How do I save a TFDV stats in the correct format for them to be loaded back in?

745 Views Asked by At

It is puzzling to me that there is a tfdv.load_statistics() function, but no corresponding tfdv.write_statistics() function. How do I go about saving the statistics, and then loading them again?

e.g.

import tensorflow_data_validation as tfdv
stats = tfdv.generate_statistics_from_dataframe(df)

# how do I save?


# load back for later use
saved_stats = tfdv.load_statistics('saved_stats.stats')

I can save the string representation to a file, but this is not the format that load_statistics expects.

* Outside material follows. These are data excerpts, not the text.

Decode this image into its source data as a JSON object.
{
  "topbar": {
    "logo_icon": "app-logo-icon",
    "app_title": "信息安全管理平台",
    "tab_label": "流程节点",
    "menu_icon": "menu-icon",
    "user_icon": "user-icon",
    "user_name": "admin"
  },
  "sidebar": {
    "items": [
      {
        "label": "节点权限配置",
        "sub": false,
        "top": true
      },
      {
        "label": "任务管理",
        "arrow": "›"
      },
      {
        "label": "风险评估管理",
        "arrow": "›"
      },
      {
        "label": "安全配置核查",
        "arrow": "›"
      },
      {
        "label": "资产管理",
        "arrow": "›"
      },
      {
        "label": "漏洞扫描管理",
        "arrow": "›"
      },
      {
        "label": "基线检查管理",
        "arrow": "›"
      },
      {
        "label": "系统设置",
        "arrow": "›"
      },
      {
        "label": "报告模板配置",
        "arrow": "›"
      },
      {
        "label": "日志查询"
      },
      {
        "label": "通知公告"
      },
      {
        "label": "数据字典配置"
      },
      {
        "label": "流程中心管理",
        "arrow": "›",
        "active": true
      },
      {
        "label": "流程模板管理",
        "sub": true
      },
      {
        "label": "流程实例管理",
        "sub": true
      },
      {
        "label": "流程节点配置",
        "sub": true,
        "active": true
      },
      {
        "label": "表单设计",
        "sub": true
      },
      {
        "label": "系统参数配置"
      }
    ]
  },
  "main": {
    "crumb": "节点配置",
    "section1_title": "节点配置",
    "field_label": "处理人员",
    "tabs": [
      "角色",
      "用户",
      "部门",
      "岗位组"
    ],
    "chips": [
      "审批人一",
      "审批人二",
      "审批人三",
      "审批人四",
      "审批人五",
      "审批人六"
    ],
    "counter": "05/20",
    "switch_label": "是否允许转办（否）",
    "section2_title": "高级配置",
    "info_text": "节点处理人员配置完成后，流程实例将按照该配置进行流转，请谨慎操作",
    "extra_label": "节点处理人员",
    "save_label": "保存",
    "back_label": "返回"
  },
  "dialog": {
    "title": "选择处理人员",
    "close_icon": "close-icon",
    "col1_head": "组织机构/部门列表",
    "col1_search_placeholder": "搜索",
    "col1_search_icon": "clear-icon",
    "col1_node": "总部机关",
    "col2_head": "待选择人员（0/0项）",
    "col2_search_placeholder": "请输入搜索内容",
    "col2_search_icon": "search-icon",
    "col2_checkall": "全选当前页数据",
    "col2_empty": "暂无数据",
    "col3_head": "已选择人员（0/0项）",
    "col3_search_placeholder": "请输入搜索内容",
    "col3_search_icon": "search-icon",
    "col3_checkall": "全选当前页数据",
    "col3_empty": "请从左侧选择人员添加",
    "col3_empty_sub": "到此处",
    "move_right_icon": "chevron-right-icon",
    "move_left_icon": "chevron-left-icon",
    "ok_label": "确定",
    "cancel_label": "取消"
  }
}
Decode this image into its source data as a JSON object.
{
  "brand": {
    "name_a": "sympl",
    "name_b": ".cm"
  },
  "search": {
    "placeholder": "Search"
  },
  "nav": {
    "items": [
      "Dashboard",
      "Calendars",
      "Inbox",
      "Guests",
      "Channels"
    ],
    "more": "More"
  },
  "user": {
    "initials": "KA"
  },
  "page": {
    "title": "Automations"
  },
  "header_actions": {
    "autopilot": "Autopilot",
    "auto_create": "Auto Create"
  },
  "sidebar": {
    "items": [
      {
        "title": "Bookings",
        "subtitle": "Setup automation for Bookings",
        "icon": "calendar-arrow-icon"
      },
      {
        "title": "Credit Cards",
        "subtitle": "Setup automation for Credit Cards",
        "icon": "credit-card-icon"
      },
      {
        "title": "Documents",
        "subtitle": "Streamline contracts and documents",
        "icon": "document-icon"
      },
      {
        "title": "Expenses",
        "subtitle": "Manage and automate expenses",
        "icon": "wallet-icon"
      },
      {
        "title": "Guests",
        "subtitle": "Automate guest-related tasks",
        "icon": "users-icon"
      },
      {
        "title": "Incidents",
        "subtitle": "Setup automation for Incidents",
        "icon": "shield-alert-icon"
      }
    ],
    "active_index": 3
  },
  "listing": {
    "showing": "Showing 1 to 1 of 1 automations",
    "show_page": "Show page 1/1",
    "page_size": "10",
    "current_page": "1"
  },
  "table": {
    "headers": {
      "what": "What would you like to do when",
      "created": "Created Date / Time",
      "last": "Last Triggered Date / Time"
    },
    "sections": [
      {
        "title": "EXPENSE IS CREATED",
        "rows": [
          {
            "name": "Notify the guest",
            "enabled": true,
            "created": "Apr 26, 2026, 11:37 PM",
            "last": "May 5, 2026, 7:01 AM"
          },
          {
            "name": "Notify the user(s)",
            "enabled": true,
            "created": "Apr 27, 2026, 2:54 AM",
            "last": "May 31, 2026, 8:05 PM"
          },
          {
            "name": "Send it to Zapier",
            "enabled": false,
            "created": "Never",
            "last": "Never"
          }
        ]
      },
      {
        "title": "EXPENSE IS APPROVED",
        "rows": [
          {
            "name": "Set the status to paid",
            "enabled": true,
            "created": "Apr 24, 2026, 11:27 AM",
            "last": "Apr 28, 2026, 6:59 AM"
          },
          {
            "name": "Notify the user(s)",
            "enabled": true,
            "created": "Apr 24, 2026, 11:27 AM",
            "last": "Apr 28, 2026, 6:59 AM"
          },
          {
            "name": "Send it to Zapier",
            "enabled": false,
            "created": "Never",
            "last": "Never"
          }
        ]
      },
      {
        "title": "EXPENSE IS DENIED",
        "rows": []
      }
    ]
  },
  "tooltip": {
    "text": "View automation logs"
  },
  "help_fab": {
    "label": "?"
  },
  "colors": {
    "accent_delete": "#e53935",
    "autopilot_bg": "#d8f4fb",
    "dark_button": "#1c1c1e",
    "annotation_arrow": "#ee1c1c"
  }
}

with open('saved_stats.stats', 'w') as o:
    o.write(str(stats))

Pointers anyone?

4

There are 4 best solutions below

2
On

have you tried this : tfdv.utils.stats_util.write_stats_text ?

0
On

There's a function called tfdv.load_stats_binary that you can use to solve this problem.

0
On

Okay figure out this hacky way to do it.

df = ... # create pandas df
from tensorflow_metadata.proto.v0 import statistics_pb2
import tensorflow_data_validation as tfdv
stats = tfdv.generate_statistics_from_dataframe(df)

# save it
with open('saved_stats.stats', 'wb') as o:
    o.write(stats.SerializeToString())

# load back for later use
with open('saved_stats.stats', 'rb') as i:
    loaded_stats = statistics_pb2.FromString(i.read())
0
On

In the current tfdv version 1.3.0 there are the following methods that can be used:

Example:

import tensorflow_data_validation as tfdv

stats = tfdv.generate_statistics_from_dataframe(df)
stats_path = "my-stats-file.stats"

# saving
tfdv.write_stats_text(stats, stats_path)


# loading
stats = tfdv.load_stats_text(stats_path)